With limited time in the school day, cursive has slowly shifted from a subject learned from third to seventh or eighth grade, to just third grade. "Cursive handwriting is dead, I would say, in the classroom," said Kate Hoffman, an English teacher at State College Area High School in Pennsylvania. "I think it exists now for thank-you notes and letters to your grandma."

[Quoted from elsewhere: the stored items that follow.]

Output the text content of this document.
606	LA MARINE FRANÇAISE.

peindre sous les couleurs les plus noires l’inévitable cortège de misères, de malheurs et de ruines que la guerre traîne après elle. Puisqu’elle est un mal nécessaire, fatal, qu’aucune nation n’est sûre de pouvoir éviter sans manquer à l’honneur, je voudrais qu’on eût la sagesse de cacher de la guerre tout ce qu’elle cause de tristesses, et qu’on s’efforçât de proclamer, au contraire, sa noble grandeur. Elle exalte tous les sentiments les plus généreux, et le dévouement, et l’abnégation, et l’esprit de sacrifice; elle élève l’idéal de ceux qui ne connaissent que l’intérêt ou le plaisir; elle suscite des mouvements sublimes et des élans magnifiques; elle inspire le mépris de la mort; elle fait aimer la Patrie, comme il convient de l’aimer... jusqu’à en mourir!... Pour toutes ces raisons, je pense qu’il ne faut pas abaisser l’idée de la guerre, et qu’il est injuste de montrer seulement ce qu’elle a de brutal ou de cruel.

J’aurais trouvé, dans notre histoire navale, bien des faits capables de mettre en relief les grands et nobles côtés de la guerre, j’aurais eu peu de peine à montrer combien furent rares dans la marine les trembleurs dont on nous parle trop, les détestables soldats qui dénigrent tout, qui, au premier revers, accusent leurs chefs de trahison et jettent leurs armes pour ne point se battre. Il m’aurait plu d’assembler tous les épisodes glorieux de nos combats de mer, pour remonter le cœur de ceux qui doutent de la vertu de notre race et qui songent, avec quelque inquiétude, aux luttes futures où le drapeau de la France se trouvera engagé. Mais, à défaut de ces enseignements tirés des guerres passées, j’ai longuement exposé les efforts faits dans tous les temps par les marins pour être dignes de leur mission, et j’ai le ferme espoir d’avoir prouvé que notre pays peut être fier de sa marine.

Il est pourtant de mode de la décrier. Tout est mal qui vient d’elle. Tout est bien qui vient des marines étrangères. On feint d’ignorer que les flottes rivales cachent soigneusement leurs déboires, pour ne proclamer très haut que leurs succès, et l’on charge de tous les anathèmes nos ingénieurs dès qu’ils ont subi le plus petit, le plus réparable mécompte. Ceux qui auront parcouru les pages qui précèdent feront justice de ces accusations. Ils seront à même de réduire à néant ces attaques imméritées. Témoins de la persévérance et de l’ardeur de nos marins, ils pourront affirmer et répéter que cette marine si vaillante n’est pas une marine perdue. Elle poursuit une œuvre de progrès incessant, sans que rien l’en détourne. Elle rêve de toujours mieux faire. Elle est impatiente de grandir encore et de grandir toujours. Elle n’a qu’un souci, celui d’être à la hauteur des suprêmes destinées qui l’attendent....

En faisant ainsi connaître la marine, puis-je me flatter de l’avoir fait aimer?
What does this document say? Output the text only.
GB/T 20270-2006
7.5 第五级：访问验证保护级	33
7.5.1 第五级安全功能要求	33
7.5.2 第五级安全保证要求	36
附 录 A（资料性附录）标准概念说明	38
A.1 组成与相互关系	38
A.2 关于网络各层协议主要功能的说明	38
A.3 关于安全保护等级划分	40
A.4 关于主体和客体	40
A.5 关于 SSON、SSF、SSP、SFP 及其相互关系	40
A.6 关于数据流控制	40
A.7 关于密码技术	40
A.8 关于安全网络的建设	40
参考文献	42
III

As the Common Core State Standards increasingly dictate standards, cursive is not mentioned as mandatory. As educators use class time to teach the many requirements of the CCSS, it is likely that cursive writing will take a back seat in many states.

Do you think it is important for students to know how to write in cursive?

Comment below.




Comments (3)Add Comment
French Teacher and World Languages and Classics Department Head
written by Paula B Johnson St. Albans, VT, March 05, 2013

I commend Idaho schools for their move to require cursive. I have students who think printing their name is a signature. It is important to know how to write on cursive so you can also read cursive. It is part of literacy! Historical documents and people of other European nations still use cursive. It puts the American student at yet another disadvantage.
Signatures
written by Judy Beach-- CA, March 04, 2013

Signatures are one of the important things about an individual. They stay discernibly similar over one's lifetime. They open a window to one's personality. They have a certain legal importance, and are done without printing. I for one believe people should learn to write during elementary school for fine-muscle control reasons..I pray we do not become a finger-print culture!!!
school psych
written by Ed - Illinois, March 04, 2013

I support being able to READ cursive, but I'm not convinced that writing it is necessary. I see many people who seem to print once they get older anyway.